The Hall of Fame honors women in the community who have made a difference and changed the history of Genesee County in recognition of their accomplishments. The induction took place April 25 at the Flint Institute of Arts. Wray was one of six new honorees. Wray, a past president of the Zonta Club of Flint, is thrilled by her selection.

“I’m really gratified to be deemed worth of recognition,” she said. “There’s a tremendous group of women that are already in the Hall of Fame, and my co-inductees this year, many that I know and some long since dead, are wonderful. It’s nice to be recognized. And it feels validating. Being in that whole group of women is humbling.”
As a lawyer and magistrate, Wray wanted to be ethical, above board “and try not to disrespect the profession. And I think I accomplished that.”

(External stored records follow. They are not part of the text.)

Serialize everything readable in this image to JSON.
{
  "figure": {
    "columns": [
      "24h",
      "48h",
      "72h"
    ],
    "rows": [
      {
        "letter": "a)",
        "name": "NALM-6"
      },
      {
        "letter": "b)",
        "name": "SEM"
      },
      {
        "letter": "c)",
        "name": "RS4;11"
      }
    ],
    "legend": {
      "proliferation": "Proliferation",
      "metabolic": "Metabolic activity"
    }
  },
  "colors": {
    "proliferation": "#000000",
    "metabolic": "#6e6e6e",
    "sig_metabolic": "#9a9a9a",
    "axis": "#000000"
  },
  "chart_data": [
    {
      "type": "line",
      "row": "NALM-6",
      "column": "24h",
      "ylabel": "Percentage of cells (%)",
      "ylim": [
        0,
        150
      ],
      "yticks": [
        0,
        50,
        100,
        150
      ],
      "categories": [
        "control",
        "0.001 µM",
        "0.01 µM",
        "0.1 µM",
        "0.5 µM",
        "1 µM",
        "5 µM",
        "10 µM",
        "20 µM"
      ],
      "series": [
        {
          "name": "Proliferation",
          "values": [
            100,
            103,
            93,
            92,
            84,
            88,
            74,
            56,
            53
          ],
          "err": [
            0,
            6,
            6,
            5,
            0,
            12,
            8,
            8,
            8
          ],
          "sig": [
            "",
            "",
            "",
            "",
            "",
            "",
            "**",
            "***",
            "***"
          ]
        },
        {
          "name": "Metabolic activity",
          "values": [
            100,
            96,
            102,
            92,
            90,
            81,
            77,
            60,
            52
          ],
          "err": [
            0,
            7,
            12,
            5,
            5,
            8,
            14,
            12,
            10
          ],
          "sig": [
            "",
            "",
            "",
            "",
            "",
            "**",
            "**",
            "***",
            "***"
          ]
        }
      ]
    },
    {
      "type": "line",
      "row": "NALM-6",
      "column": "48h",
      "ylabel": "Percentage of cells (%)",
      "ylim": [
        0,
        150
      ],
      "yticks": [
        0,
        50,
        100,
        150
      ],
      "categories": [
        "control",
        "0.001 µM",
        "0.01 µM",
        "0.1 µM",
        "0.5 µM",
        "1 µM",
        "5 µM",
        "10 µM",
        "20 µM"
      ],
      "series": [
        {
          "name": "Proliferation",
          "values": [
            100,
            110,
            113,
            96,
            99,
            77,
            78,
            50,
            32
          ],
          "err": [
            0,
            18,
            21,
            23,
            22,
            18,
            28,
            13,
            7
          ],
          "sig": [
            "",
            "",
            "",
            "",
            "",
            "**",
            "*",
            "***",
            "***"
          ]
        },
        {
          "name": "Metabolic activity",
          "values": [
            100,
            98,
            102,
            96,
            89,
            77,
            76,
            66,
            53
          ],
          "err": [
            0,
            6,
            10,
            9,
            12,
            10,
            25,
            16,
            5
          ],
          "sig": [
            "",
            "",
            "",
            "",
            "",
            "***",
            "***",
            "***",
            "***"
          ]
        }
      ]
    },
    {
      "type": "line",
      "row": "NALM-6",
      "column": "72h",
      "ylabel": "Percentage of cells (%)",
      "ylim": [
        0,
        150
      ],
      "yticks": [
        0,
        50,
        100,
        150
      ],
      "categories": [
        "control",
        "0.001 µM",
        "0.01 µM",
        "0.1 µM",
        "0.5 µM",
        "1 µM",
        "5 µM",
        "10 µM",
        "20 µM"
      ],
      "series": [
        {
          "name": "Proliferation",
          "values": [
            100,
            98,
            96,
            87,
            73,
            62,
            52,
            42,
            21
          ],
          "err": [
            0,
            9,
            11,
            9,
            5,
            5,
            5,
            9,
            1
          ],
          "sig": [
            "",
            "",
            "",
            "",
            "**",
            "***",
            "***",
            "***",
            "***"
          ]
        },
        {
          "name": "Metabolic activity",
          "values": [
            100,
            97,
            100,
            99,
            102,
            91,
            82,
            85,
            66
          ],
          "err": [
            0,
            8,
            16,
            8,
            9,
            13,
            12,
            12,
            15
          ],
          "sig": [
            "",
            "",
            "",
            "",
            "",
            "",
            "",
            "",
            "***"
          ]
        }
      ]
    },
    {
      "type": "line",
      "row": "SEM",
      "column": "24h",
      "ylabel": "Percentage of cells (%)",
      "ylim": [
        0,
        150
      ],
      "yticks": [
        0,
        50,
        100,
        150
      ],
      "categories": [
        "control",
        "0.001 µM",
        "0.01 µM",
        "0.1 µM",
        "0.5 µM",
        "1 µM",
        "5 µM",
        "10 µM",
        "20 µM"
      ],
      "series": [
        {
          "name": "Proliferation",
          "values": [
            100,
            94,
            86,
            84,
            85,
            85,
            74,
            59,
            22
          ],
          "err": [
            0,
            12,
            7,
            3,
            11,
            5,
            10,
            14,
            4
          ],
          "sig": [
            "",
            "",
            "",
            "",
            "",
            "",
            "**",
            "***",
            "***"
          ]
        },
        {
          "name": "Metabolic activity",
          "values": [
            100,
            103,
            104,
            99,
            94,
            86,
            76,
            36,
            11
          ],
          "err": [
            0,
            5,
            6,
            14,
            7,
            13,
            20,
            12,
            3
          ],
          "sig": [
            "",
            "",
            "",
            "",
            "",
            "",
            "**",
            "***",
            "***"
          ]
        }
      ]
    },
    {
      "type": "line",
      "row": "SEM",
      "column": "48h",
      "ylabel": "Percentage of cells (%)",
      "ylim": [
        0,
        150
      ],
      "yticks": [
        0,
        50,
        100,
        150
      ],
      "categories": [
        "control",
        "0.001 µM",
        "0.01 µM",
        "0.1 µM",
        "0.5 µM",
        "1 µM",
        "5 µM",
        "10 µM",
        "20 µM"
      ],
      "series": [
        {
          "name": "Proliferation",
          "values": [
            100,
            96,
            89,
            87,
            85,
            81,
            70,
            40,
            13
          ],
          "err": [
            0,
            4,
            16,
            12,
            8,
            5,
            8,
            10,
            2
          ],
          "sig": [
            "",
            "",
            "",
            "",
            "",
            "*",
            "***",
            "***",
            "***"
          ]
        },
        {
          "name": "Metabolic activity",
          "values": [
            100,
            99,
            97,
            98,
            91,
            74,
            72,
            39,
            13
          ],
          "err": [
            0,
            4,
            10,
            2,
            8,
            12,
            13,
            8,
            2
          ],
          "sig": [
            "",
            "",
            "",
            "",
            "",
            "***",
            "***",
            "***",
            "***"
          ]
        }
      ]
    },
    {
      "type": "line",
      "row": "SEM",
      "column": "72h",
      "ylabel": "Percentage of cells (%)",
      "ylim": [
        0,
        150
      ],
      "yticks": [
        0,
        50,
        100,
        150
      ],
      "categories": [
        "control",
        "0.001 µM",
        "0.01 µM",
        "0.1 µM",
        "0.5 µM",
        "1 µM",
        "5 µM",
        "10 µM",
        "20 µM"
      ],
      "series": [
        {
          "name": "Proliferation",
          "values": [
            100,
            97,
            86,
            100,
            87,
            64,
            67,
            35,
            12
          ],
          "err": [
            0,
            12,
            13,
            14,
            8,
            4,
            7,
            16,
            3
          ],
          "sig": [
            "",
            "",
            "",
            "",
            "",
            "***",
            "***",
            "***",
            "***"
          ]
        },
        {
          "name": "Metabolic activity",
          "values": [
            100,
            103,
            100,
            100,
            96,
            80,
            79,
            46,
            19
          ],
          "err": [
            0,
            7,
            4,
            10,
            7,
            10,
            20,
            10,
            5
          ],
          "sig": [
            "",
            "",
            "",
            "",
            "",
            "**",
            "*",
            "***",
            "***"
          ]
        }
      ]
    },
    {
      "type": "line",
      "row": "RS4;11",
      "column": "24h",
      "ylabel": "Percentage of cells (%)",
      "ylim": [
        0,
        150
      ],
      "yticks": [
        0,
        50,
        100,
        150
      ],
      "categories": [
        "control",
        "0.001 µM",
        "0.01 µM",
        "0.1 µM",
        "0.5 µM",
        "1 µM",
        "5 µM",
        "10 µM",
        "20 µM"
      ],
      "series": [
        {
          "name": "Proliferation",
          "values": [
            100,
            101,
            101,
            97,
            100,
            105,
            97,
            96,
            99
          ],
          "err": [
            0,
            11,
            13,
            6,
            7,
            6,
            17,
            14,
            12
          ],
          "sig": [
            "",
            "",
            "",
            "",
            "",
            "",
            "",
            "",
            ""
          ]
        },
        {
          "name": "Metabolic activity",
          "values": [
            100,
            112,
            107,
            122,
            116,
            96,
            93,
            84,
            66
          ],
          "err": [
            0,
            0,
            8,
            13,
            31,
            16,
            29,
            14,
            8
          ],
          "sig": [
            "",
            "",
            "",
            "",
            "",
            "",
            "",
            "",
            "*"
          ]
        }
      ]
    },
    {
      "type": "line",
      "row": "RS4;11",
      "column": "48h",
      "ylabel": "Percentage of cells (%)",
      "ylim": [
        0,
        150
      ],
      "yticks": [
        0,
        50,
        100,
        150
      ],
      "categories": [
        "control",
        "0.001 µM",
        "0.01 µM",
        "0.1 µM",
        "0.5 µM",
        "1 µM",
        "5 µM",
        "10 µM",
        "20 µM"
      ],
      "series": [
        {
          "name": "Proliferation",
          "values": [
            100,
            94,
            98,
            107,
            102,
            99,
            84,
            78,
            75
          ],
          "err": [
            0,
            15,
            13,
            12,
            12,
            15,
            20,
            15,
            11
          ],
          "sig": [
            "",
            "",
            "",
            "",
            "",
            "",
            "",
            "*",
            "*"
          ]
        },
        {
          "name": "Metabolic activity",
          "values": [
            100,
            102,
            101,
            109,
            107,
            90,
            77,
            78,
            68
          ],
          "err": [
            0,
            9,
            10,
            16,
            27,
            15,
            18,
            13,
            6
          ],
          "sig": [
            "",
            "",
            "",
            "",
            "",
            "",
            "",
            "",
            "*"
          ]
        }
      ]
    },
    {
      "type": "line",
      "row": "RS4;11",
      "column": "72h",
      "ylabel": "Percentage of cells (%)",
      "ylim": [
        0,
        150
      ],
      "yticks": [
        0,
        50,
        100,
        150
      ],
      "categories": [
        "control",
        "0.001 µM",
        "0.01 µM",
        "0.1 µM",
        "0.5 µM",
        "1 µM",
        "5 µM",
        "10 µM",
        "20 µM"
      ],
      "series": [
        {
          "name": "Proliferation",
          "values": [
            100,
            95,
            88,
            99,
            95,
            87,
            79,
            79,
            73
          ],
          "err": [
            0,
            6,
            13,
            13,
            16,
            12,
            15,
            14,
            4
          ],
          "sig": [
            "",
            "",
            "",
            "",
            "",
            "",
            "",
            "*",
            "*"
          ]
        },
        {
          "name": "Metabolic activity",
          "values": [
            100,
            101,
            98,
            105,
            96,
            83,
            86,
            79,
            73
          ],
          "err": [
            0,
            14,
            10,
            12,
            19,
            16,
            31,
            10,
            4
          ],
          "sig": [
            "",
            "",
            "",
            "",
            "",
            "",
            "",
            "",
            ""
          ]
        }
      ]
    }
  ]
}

Her future remains open. Wray will continue writing, travel and maybe write a biography or children’s books.

“I don’t know if it’ll get published, but it’s a way to occupy my time,” she said.

Wray said she was playing a role in all of her professions, from acting, news gathering, music playing, lawyering, judging, and all her other talents.

“Like Shakespeare said, ‘All the world’s a stage.’ And that pretty much sums it up. That‘s life. And I was playing a role.”